Jock interviews with the artists wouldn’t require the star to be in Detroit and would be two way video, with a Twitter stream crawling below where Keener fans could ask real time questions.

The DJs would still be the key to the Keener brand, only in the new world, WKNR would aggregate their personal brands, not interfere with them. Bob Green’s concept of “intelligent flexibility” would still rule. You could link to Scott Regen’s personal site and talk with him directly about the Beatles and perhaps take a virtual yoga class there.

All Keener Key People (not just men anymore) would have iPhones with UStream capability to be able to go live in an instant from anywhere, anytime. They would also carry MP3 recorders that could capture high quality audio as they interact with Keenerfans, wherever they may be.

Advertising on today’s Keener Brand would be hip, interactive and meaningful. Listeners would have the opportunity to fill out a personal interest survey. Their total Keener experience, from the skin on the application to the advertisers delivered would be customized, as much as possible, to the micro tastes of the listener.

The database back end would facilitate instant purchases of products, including downloads of the tunes the new Keener plays. The servers would have a buffer capability so that if someone tuned into the stream in the middle of a song, they could rewind to hear the DJ’s intro and get the whole experience. And you could press a button to hear your favorite song, Keener style, anytime you wanted.

The new Keener would still be hyper local, but inevitably would draw an international following. During my stint at Real Oldies 1600 in Albuquerque, New Mexico, we had on line listeners from Australia, Japan, China and England. Technology allows the new Keener to serve up content and advertiser messages based on those listeners’ preferences (and IP address locations), too, necessitating a local, national and international sales force, and a merchandising manager to deal with the ringtones, t-shirts, mouse pads and branded iPods Keener would sell like hotcakes.

Bob Green and I pondered all of these things across a New York style deli lunch this Spring day in Houston. I asked him what his job might be like if he could rewind to his 20s and start all over today.

“There are so many avenues to promote and entertain today, ” he said. “But the concepts of audience engagement still work the same way.”

True, a musical artist might sell what we used to call 45s at a fraction of the coast of a CD single, but Bob says today’s performer’s personal brand is multi-dimensional.

I thought of Wolfman Jack, back in the day when he worked at Mexico’s XERB, blasting a 200 KW signal at LA. Listen closely to the sound track of American Graffiti and you’ll hear the Wolfman hawking T-shirt, baseball caps and bumper stickers.

Disney figured out long ago that more money is made off of the brand in the gift shops and restaurants than they earn from ticket sales.

And so it would be with the new WKNR, Bob Green believes.

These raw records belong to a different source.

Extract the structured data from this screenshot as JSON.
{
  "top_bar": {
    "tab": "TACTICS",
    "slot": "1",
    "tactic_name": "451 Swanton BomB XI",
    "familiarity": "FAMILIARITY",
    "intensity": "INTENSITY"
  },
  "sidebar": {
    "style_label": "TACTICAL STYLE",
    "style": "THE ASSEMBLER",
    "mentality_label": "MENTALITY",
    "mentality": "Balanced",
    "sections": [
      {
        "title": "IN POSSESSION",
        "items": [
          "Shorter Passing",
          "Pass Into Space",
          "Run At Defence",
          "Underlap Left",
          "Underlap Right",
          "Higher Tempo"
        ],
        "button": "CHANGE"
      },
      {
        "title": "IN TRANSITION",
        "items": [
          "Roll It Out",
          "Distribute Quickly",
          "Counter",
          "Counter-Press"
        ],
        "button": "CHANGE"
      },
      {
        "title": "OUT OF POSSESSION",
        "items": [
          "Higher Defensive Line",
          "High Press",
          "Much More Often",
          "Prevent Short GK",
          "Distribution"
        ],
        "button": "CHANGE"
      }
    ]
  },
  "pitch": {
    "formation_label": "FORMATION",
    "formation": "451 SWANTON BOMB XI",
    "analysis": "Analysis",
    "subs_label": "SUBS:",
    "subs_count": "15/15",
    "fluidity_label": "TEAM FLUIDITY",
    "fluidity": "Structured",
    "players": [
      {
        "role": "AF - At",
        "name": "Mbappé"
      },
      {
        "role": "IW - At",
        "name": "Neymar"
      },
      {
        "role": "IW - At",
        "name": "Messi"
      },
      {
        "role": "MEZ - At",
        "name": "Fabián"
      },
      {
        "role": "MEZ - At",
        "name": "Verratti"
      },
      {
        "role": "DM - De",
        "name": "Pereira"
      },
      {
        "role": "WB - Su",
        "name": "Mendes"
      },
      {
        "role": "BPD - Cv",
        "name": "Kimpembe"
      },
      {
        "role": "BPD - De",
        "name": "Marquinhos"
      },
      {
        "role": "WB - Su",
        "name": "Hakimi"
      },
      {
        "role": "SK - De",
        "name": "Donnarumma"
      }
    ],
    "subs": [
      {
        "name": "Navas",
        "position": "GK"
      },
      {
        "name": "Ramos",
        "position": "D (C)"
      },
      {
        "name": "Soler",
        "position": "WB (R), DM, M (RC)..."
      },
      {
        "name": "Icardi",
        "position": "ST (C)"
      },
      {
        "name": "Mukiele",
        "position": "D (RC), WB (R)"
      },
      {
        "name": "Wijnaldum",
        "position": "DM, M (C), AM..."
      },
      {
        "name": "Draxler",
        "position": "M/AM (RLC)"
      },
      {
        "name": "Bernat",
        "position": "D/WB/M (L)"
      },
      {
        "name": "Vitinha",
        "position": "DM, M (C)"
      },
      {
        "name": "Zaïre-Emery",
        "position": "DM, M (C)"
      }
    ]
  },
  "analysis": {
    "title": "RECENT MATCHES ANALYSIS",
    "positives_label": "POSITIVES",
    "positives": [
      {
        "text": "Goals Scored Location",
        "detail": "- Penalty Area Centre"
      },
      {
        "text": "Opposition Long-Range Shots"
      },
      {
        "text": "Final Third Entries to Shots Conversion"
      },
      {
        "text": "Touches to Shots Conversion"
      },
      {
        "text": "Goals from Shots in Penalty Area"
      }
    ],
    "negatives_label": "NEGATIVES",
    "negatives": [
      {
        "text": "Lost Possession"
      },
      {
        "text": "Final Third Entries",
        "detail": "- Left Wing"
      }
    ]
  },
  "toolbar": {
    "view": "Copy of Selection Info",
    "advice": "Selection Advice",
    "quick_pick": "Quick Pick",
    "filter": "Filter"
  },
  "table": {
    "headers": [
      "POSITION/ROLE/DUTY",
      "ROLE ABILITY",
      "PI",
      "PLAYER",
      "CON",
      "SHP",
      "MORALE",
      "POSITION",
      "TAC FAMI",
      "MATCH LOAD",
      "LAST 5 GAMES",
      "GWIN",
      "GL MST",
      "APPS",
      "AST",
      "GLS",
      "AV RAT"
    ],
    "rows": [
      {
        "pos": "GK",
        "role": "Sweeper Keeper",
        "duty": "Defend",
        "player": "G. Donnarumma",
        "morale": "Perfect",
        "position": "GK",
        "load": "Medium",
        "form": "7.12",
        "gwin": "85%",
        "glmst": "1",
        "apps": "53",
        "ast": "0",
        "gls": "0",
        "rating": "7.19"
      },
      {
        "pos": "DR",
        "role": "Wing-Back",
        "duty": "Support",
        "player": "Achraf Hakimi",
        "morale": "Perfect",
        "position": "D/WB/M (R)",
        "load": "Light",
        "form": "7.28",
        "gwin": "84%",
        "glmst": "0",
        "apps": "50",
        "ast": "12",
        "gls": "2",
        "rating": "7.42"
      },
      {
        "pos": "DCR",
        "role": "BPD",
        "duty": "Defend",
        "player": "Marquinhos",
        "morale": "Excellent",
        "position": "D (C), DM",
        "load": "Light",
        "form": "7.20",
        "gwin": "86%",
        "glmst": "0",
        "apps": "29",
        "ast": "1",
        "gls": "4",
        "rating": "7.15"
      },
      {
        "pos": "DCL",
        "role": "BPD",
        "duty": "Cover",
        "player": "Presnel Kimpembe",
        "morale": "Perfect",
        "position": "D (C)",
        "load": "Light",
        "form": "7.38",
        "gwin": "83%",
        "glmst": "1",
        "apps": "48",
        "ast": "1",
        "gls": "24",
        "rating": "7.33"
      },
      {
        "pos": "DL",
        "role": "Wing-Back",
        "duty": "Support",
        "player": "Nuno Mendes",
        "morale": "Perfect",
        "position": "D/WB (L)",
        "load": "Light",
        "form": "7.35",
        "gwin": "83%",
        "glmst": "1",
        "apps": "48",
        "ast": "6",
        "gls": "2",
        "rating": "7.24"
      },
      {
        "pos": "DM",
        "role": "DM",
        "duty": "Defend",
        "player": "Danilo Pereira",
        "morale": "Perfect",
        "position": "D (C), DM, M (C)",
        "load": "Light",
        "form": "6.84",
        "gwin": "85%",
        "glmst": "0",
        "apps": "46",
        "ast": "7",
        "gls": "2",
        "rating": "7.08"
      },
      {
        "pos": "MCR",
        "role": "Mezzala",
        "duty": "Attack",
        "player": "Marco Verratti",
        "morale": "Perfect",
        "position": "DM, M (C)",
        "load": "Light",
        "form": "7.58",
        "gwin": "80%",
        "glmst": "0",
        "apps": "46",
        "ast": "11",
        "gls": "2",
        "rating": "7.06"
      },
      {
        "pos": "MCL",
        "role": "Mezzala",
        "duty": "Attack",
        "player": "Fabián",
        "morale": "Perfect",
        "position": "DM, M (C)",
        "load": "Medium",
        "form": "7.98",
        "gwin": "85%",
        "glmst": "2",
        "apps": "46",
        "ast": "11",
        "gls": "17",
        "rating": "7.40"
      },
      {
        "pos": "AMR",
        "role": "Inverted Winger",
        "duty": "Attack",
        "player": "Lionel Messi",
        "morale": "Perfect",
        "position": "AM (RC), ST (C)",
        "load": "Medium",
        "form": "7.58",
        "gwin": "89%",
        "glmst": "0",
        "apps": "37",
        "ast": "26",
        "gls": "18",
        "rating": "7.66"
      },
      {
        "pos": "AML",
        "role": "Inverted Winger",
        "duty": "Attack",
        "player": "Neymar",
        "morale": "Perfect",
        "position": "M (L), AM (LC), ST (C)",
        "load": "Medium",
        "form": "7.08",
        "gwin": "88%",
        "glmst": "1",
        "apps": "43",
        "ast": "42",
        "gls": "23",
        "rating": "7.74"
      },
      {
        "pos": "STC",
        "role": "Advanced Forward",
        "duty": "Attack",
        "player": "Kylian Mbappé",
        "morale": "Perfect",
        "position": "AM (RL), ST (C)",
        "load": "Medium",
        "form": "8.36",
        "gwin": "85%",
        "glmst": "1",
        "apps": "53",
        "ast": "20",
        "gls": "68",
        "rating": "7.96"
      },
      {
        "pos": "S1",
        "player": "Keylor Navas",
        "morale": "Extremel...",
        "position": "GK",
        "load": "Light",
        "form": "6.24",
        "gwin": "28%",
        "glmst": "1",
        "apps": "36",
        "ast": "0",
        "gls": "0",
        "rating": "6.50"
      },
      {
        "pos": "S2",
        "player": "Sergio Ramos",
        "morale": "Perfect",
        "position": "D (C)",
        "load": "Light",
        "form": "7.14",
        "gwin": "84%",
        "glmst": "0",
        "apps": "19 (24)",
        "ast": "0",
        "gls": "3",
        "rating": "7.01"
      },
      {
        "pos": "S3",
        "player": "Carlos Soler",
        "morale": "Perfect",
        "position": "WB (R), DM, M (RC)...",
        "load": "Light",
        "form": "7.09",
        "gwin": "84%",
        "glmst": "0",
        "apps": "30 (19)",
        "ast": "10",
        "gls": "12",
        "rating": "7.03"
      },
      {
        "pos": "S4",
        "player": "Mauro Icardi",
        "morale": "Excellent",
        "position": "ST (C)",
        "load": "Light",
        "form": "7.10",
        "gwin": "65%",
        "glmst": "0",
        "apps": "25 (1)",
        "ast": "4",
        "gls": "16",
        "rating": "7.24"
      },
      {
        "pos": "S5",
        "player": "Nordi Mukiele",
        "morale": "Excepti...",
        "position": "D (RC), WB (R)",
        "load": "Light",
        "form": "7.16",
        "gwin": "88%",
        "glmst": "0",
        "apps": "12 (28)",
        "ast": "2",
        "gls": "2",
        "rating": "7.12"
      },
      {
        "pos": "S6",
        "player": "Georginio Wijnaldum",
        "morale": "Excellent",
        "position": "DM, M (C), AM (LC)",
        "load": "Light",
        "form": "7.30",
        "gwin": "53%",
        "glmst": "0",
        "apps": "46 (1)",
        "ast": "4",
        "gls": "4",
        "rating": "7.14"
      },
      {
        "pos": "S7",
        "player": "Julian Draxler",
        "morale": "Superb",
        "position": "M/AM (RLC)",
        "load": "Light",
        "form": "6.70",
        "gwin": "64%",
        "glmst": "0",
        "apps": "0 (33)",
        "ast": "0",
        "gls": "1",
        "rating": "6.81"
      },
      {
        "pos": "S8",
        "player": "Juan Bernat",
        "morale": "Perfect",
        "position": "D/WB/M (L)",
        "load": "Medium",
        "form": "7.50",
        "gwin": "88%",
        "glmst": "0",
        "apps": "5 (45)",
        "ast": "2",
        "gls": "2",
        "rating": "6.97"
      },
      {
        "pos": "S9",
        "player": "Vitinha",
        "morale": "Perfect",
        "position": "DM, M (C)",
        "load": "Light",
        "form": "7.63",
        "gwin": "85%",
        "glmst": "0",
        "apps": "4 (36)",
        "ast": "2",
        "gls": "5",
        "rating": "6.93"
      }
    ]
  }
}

Perhaps Marshall Mcluhan original postulation that “the medium is the massage” has turned upside down. In a world where content must be platform agnostic and where anything digital can be duplicated, it’s the message that is the medium. Disney has an incredible brand, and they express it everywhere and every way. That’s how we would consume the Keener brand, too.

The new Keener would still be agile and very listener focused. It would have all the techno bells and whistles. But it would also have the personality and the interactive engagement that touches what’s important in a Keenerfan’s life, just as it did four decades ago.

WKNR began it’s slow decline when the advertising became more important than the message. When revenues sagged Keener did what every other radio station in America has done: it cut costs and released the talent that had collaborated to take the operation to the top.

Radio today has forgotten what a brand is all about. But the tools are there for reinvention. At some point, broadcasters, podcasters, streamcasters and webcasters may rediscover that ever evolving alchemy of art and science that fuses true customer sensitivity and true talent into a promise wrapped up in an experience, where everybody wins.

Then as now, that is what profitable relationships are all about.